R3 and Ripple reach settlement over legal dispute
The war is over! Let love and peace reign in the kingdom of fintech. The blockchain duo of Ripple and R3 have reached a settlement of all outstanding litigation between the parties.
In a statement briefer than a celebrity marriage the astonishingly concise lovebirds say: “The terms of the agreement will remain confidential and both sides look forward to putting these disputes behind them.”
As reported in September 2017, R3 and Ripple were suing each other over an options contract to purchase Ripple’s digital currency XRP.
This followed on from September 2016, when the two companies entered an agreement giving R3 the right to purchase up to five billion XRPs for $0.0085 per unit until September 2019, according to a lawsuit filed by R3 in the Delaware Chancery Court in the US.
In June 2017 Ripple’s chief executive Brad Garlinghouse attempted to terminate the options contract through an email to R3’s chief executive David Rutter, according to the R3 lawsuit.
R3 alleged that the contract did not give Ripple the right to terminate it unilaterally and was asking the court to declare that it is entitled to all its rights, including purchasing the XRP anytime over the next two years (at that time).
As is common in legal fights, Ripple responded by filing its own lawsuit against R3 in a California state court in San Francisco.
Ripple’s lawsuit alleged that the company terminated its agreement because R3 had failed to deliver on another parallel technology partnership agreement to give Ripple access to its network of banks and help promote its technology.
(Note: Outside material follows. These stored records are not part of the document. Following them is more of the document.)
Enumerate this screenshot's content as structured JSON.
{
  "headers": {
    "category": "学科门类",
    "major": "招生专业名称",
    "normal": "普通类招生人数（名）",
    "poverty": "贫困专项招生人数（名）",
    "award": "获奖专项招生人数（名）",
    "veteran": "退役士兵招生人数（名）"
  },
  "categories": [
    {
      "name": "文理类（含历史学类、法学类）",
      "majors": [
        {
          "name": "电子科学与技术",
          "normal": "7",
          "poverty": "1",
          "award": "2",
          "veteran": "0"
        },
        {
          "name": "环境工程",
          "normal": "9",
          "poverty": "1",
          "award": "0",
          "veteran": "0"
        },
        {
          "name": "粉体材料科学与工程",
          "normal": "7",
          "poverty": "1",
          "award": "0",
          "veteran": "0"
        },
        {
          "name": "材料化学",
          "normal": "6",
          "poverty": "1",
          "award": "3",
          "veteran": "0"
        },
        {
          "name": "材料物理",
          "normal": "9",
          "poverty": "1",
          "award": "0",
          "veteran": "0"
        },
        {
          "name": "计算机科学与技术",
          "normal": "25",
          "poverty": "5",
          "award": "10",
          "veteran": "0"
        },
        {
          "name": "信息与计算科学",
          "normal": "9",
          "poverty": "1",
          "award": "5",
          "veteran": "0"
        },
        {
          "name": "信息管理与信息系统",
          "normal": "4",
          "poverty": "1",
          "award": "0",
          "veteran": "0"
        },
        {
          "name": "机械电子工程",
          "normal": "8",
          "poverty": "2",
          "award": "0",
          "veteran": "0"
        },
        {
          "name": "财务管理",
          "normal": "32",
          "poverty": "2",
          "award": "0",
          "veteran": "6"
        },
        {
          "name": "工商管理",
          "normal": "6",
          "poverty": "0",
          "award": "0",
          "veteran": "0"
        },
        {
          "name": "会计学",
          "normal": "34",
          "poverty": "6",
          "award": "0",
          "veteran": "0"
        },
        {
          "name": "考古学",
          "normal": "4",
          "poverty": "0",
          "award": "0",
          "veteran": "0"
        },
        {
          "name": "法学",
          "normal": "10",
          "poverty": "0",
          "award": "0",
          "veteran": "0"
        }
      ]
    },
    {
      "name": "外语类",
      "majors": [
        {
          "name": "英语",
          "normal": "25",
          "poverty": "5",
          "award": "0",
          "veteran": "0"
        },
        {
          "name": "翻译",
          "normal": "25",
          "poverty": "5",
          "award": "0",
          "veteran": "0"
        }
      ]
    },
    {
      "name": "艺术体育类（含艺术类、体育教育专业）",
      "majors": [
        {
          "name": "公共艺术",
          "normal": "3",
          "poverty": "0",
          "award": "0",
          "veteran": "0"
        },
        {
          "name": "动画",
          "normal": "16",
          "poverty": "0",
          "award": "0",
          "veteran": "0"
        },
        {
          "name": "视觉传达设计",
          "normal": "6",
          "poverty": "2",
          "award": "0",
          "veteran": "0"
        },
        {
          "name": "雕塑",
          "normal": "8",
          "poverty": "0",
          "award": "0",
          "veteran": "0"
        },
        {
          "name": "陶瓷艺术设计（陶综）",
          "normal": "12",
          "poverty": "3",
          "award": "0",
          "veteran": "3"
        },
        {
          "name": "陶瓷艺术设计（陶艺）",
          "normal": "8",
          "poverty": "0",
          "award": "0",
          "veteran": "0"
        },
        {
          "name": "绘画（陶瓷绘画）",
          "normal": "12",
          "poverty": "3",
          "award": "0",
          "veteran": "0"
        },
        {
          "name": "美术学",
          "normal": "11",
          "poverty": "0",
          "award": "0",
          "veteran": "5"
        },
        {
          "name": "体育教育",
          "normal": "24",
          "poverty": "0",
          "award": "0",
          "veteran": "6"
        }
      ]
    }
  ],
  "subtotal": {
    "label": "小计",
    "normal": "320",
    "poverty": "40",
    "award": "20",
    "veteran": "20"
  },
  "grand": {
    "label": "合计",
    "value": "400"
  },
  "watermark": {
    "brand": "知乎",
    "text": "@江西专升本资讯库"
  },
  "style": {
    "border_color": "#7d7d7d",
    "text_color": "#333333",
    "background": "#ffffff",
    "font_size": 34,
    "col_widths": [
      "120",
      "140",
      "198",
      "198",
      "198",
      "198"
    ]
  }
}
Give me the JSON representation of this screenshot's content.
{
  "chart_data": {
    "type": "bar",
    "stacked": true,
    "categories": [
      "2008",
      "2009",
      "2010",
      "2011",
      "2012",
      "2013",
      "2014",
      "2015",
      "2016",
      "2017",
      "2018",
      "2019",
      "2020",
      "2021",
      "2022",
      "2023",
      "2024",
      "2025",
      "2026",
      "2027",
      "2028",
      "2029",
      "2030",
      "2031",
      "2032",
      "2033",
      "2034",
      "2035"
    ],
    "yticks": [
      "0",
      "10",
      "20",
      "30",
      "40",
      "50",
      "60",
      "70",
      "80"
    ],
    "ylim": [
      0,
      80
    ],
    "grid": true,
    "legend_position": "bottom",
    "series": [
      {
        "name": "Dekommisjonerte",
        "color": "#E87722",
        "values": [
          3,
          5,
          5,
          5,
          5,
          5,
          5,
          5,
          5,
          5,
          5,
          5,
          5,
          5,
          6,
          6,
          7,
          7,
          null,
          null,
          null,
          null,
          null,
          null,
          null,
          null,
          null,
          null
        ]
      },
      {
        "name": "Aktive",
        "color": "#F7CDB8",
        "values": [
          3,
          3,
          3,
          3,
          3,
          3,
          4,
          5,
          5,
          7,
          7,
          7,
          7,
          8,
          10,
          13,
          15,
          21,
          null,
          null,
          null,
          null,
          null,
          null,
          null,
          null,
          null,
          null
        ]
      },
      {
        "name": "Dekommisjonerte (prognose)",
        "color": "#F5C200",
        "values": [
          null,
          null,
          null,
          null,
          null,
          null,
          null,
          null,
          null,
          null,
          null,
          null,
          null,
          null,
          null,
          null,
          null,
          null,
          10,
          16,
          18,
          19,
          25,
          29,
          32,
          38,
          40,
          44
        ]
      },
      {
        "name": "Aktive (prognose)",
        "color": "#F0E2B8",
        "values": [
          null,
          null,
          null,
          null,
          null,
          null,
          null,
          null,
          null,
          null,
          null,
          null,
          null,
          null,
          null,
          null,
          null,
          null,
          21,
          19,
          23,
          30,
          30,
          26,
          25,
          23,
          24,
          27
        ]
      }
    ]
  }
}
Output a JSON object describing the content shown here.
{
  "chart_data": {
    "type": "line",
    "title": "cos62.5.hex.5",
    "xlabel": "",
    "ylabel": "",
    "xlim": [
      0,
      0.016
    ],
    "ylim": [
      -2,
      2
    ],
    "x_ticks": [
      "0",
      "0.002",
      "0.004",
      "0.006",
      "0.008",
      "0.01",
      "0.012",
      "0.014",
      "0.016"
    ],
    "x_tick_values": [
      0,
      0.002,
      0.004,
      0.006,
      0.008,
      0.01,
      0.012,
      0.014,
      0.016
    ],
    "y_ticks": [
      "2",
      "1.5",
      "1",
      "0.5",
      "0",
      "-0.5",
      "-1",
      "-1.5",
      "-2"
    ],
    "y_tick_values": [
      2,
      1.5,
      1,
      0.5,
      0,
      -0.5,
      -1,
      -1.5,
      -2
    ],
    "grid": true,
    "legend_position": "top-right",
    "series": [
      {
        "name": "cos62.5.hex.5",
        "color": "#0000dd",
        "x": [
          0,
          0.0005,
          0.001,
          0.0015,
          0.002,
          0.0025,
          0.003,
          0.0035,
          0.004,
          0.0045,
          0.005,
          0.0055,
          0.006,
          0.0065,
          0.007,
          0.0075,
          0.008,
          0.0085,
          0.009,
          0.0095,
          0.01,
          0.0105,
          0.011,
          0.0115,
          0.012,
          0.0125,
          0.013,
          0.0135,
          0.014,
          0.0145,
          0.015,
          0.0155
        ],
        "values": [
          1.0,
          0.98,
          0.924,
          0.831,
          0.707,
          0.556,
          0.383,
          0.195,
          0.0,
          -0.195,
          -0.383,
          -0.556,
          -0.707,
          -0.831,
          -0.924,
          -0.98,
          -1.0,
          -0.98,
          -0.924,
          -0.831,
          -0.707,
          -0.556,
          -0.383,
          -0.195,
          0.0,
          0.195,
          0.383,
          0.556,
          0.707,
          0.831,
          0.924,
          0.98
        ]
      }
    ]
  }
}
It asked the court to declare that the agreements are invalid and ordered R3 to pay damages in an amount to be determined at trial.
XRP, which is traded against the US dollar on online cryptocurrency exchanges, had increased dramatically in value, and so this would have made the option contract worth more than $1 billion. Today (12 September), this would be worth more than $1.3 billion.
Anyway, all this is history as they have made up.